Children need to obey their parents because the law demands it. Children are also to obey because it is a particular requirement of God’s law, the ten commandments. This is a law that even has a great promise attached to it: “Honor your father and mother … that it may go well with you and that you may live long in the land.” This commandment bridges the first four, which reflect our relationship to God, and the final five which reflect our relationship with others. Most scholars agree God placed it here because of the unique role parents play, a role in which they represent God to their children. To honor and obey parents is to honor and obey God. And those who give such honor and obedience to their parents open themselves to special blessings.
Children need to obey their parents because the gospel demands it. Best of all, children are to obey their parents “in the Lord.” Even children are to put their faith in Jesus and then, because of their personal relationship with him, to joyfully do all that brings glory to his name. The gospel assures our children they can joyfully obey their parents and the gospel gives them the motivation to actually do so. This is why one of the very first evidences of a child’s conversion is obedience to mom and dad. As Stott says, “Christian children learn to obey with gladness, ‘for this pleases the Lord’. They remember the loving submission which Jesus himself gave as a boy to his parents. Now this same Jesus is their Lord and Saviour, and the creator of the new order, so they are anxious to do what pleases him.”

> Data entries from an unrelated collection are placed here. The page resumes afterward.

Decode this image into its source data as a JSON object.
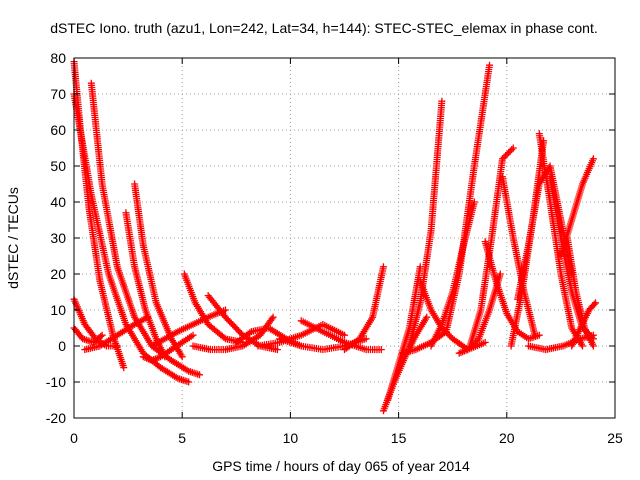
{
  "chart_data": {
    "type": "scatter",
    "title": "dSTEC Iono. truth (azu1, Lon=242, Lat=34, h=144): STEC-STEC_elemax in phase cont.",
    "xlabel": "GPS time / hours of day 065 of year 2014",
    "ylabel": "dSTEC  / TECUs",
    "xlim": [
      0,
      25
    ],
    "ylim": [
      -20,
      80
    ],
    "x_ticks": [
      "0",
      "5",
      "10",
      "15",
      "20",
      "25"
    ],
    "y_ticks": [
      "-20",
      "-10",
      "0",
      "10",
      "20",
      "30",
      "40",
      "50",
      "60",
      "70",
      "80"
    ],
    "grid": true,
    "legend": "none",
    "marker": "+",
    "color": "#ff0000",
    "arcs": [
      {
        "x": [
          0.0,
          0.3,
          0.7,
          1.2,
          1.8,
          2.3
        ],
        "y": [
          79,
          60,
          38,
          18,
          3,
          -6
        ]
      },
      {
        "x": [
          0.0,
          0.8,
          1.6,
          2.4,
          3.2,
          4.0,
          4.8,
          5.3
        ],
        "y": [
          70,
          42,
          20,
          6,
          -2,
          -6,
          -9,
          -10
        ]
      },
      {
        "x": [
          0.8,
          1.3,
          2.0,
          2.8,
          3.6,
          4.5,
          5.3,
          5.8
        ],
        "y": [
          73,
          45,
          22,
          8,
          0,
          -4,
          -7,
          -8
        ]
      },
      {
        "x": [
          0.0,
          0.5,
          1.0,
          1.5,
          2.0
        ],
        "y": [
          13,
          6,
          2,
          0,
          0
        ]
      },
      {
        "x": [
          0.0,
          0.4,
          0.9,
          1.3
        ],
        "y": [
          5,
          2,
          1,
          3
        ]
      },
      {
        "x": [
          0.5,
          1.2,
          2.0,
          2.8,
          3.4
        ],
        "y": [
          -1,
          0,
          3,
          6,
          8
        ]
      },
      {
        "x": [
          2.4,
          2.8,
          3.3,
          3.8,
          4.2
        ],
        "y": [
          37,
          22,
          10,
          2,
          -3
        ]
      },
      {
        "x": [
          2.8,
          3.2,
          3.8,
          4.5,
          5.0
        ],
        "y": [
          45,
          28,
          12,
          2,
          -3
        ]
      },
      {
        "x": [
          3.2,
          3.6,
          4.0,
          4.5,
          5.0,
          5.5
        ],
        "y": [
          -3,
          -4,
          -3,
          -1,
          1,
          3
        ]
      },
      {
        "x": [
          3.6,
          4.2,
          4.8,
          5.5,
          6.2,
          7.0
        ],
        "y": [
          0,
          2,
          4,
          6,
          8,
          10
        ]
      },
      {
        "x": [
          5.1,
          5.6,
          6.2,
          7.0,
          7.8
        ],
        "y": [
          20,
          12,
          6,
          2,
          1
        ]
      },
      {
        "x": [
          5.5,
          6.3,
          7.0,
          7.8,
          8.6,
          9.2
        ],
        "y": [
          0,
          -1,
          -1,
          0,
          3,
          8
        ]
      },
      {
        "x": [
          6.2,
          7.0,
          7.8,
          8.6,
          9.4
        ],
        "y": [
          14,
          8,
          3,
          0,
          -1
        ]
      },
      {
        "x": [
          7.5,
          8.2,
          9.0,
          9.8,
          10.5
        ],
        "y": [
          1,
          4,
          5,
          2,
          0
        ]
      },
      {
        "x": [
          8.5,
          9.5,
          10.5,
          11.5,
          12.5
        ],
        "y": [
          0,
          1,
          3,
          6,
          3
        ]
      },
      {
        "x": [
          9.5,
          10.5,
          11.5,
          12.5,
          13.5
        ],
        "y": [
          2,
          0,
          -1,
          0,
          2
        ]
      },
      {
        "x": [
          10.5,
          11.5,
          12.5,
          13.5,
          14.2
        ],
        "y": [
          7,
          4,
          1,
          -1,
          -1
        ]
      },
      {
        "x": [
          12.5,
          13.2,
          13.8,
          14.3
        ],
        "y": [
          -1,
          2,
          8,
          22
        ]
      },
      {
        "x": [
          14.3,
          14.8,
          15.3,
          15.8,
          16.3
        ],
        "y": [
          -18,
          -10,
          -3,
          3,
          8
        ]
      },
      {
        "x": [
          14.5,
          15.0,
          15.5,
          16.0
        ],
        "y": [
          -15,
          -5,
          5,
          22
        ]
      },
      {
        "x": [
          15.5,
          16.0,
          16.5,
          17.0
        ],
        "y": [
          0,
          12,
          32,
          68
        ]
      },
      {
        "x": [
          15.2,
          15.8,
          16.5,
          17.2,
          17.8,
          18.5,
          19.2
        ],
        "y": [
          -2,
          -1,
          1,
          4,
          20,
          50,
          78
        ]
      },
      {
        "x": [
          16.5,
          17.0,
          17.5,
          18.0,
          18.5
        ],
        "y": [
          0,
          6,
          15,
          28,
          40
        ]
      },
      {
        "x": [
          16.0,
          16.5,
          17.0,
          17.5,
          18.2,
          19.0
        ],
        "y": [
          18,
          10,
          5,
          2,
          -1,
          1
        ]
      },
      {
        "x": [
          17.8,
          18.2,
          18.7,
          19.2,
          19.7
        ],
        "y": [
          -2,
          -1,
          2,
          10,
          20
        ]
      },
      {
        "x": [
          18.3,
          18.8,
          19.3,
          19.8,
          20.3
        ],
        "y": [
          0,
          10,
          30,
          52,
          55
        ]
      },
      {
        "x": [
          19.0,
          19.5,
          20.0,
          20.5,
          21.0,
          21.5
        ],
        "y": [
          29,
          18,
          9,
          4,
          2,
          3
        ]
      },
      {
        "x": [
          19.8,
          20.3,
          20.8,
          21.3
        ],
        "y": [
          47,
          30,
          15,
          3
        ]
      },
      {
        "x": [
          20.2,
          20.7,
          21.2,
          21.7
        ],
        "y": [
          0,
          15,
          35,
          57
        ]
      },
      {
        "x": [
          20.5,
          21.0,
          21.5,
          22.0,
          22.5,
          23.0
        ],
        "y": [
          13,
          28,
          45,
          50,
          35,
          20
        ]
      },
      {
        "x": [
          21.5,
          22.0,
          22.5,
          23.0,
          23.5
        ],
        "y": [
          59,
          40,
          20,
          5,
          0
        ]
      },
      {
        "x": [
          22.0,
          22.5,
          23.0,
          23.5,
          24.0
        ],
        "y": [
          47,
          30,
          15,
          5,
          2
        ]
      },
      {
        "x": [
          22.5,
          23.0,
          23.5,
          24.0
        ],
        "y": [
          25,
          35,
          45,
          52
        ]
      },
      {
        "x": [
          23.0,
          23.4,
          23.8,
          24.1
        ],
        "y": [
          0,
          5,
          10,
          12
        ]
      },
      {
        "x": [
          22.8,
          23.2,
          23.6,
          24.0
        ],
        "y": [
          30,
          15,
          5,
          0
        ]
      },
      {
        "x": [
          21.0,
          21.8,
          22.6,
          23.4,
          24.0
        ],
        "y": [
          0,
          -1,
          0,
          2,
          3
        ]
      }
    ]
  }
}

Children are to obey, and parents are to insist upon obedience, for three very good reasons: Nature, law, and gospel. James Boice offers a crucial word for parents: “The obligation is not merely on the side of the child, who must obey, but also on the side of the parent, who must enforce the obedience. This is because the parent stands as God in relationship to the child. To teach the child to obey the parent is to teach the child to obey God. To allow the child to defy and disobey the parent is to teach the child to defy and disobey God with all the obvious consequences.” For, as Bryan Chapell says, “If we love our children too much to require them to do what is right, then we have not really loved them enough.”